Dès la première séquence, le ton est donné : un petit garçon se promène en ville. Il n’y a personne à part un vieil homme. « – Où sont-ils tous ? » « – Au lynchage ». Le petit garçon trouve l’endroit et cherche à se faufiler entre les hommes. On pourrait écrire à trouver sa place parmi les hommes. Sa mère l’arrête et le renvoi à la maison. Le lynchage est une saloperie d’hommes. Eh bien, non ! Le plan suivant sur une carriole, la maire apprécie le spectacle, à ses pieds tout le conseil municipal composé uniquement de femmes émoustillées par l’exécution.

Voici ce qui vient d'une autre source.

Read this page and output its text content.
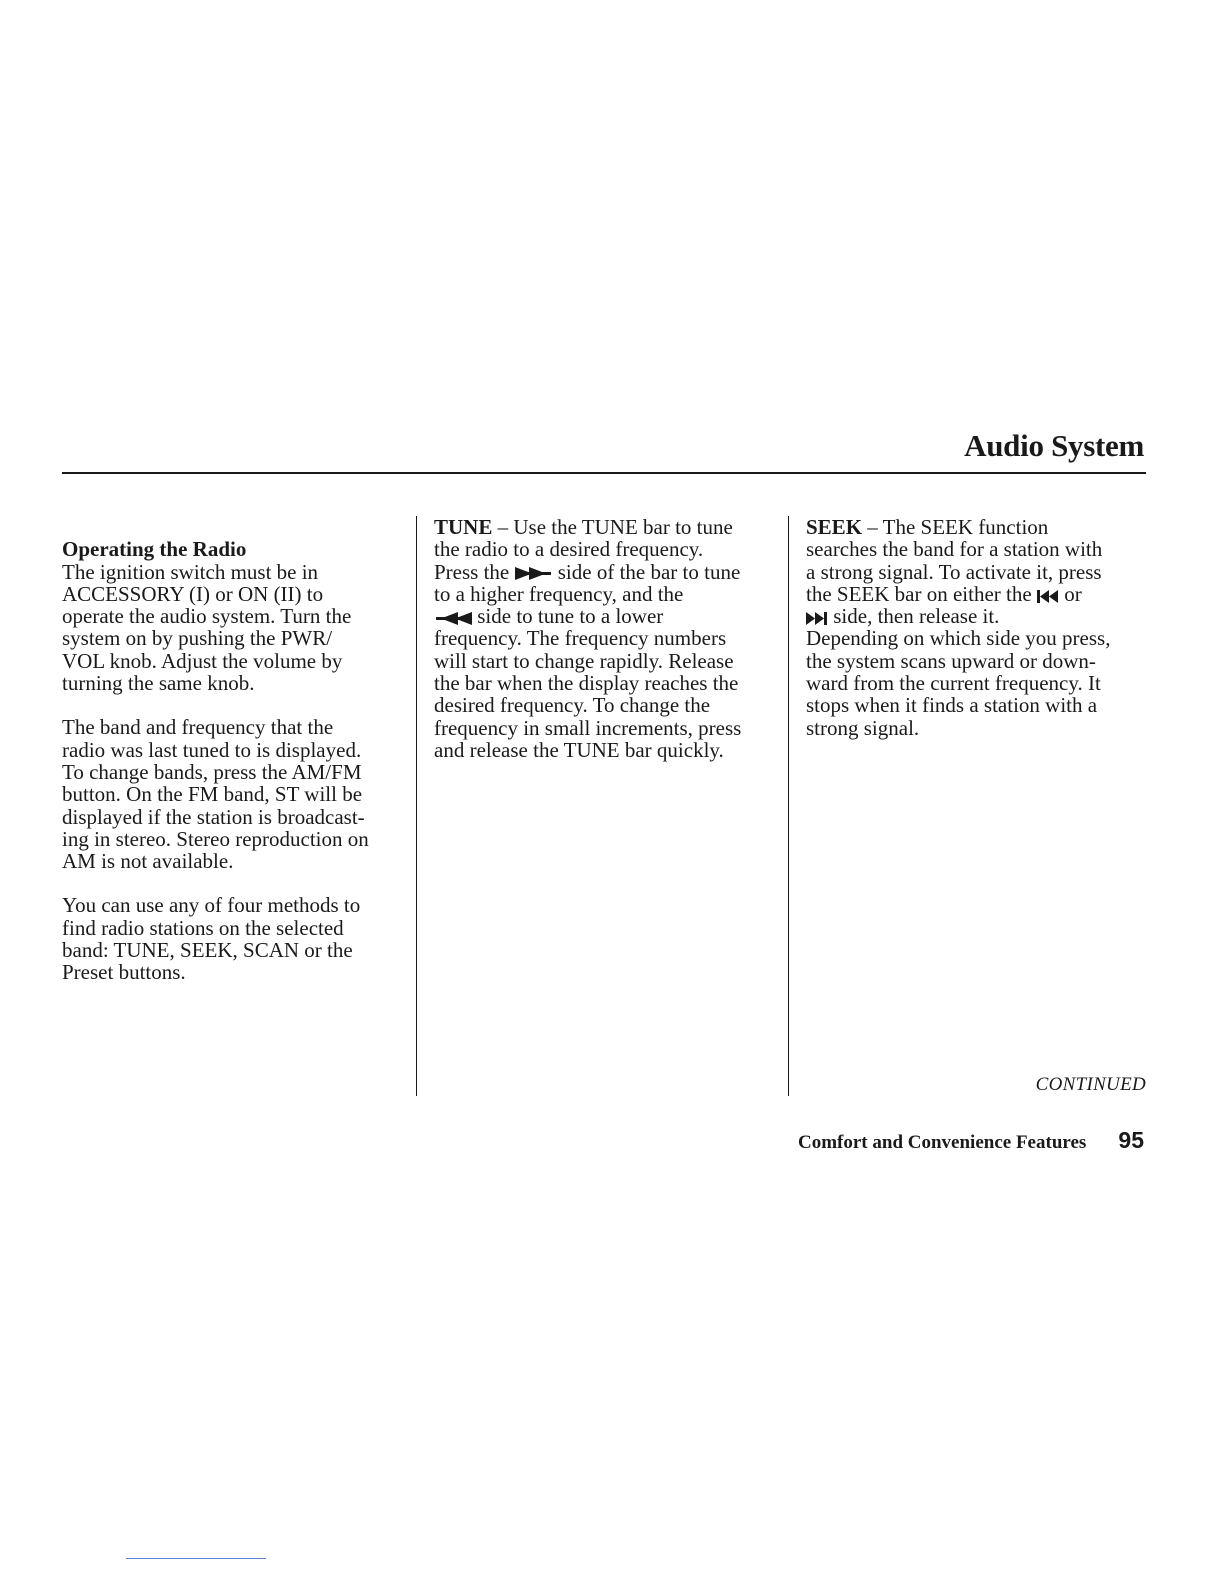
Audio System

Operating the Radio
The ignition switch must be in
ACCESSORY (I) or ON (II) to
operate the audio system. Turn the
system on by pushing the PWR/
VOL knob. Adjust the volume by
turning the same knob.

The band and frequency that the
radio was last tuned to is displayed.
To change bands, press the AM/FM
button. On the FM band, ST will be
displayed if the station is broadcast-
ing in stereo. Stereo reproduction on
AM is not available.

You can use any of four methods to
find radio stations on the selected
band: TUNE, SEEK, SCAN or the
Preset buttons.

TUNE – Use the TUNE bar to tune
the radio to a desired frequency.
Press the
side of the bar to tune
to a higher frequency, and the

side to tune to a lower
frequency. The frequency numbers
will start to change rapidly. Release
the bar when the display reaches the
desired frequency. To change the
frequency in small increments, press
and release the TUNE bar quickly.

SEEK – The SEEK function
searches the band for a station with
a strong signal. To activate it, press
the SEEK bar on either the
or

side, then release it.
Depending on which side you press,
the system scans upward or down-
ward from the current frequency. It
stops when it finds a station with a
strong signal.

CONTINUED
Comfort and Convenience Features 95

La mise en scène de Dwan est d’un dynamisme remarquable. Exposition claire, concise et rapide, la situation est surprenante parce qu’elle est le fait de femmes. Dwan poursuit, tandis que la maire remonte la rue principale, elle égraine les différentes mesures qui ont permis de remettre de l’ordre en ville. C’est une femme à poigne, imposante, elle a interdit tout uniforme à moins de 8 km de la ville, nous sommes en pleine guerre de Sécession. Toutes ses mesures ne défendent pas un intérêt collectif mais les siens. La maire possède des mines de plomb des deux côtés de la « frontière ». Avec ses arrêtés et sa neutralité de façade, elle peut poursuivre son lucratif commerce en vendant du plomb au nord. Si en apparence tout semble aller bien, en sous-sol, la vermine prolifère. En quelques minutes, nous avons compris que le pouvoir, qu’il soit exercé par des hommes ou par des femmes, est totalement corruptible.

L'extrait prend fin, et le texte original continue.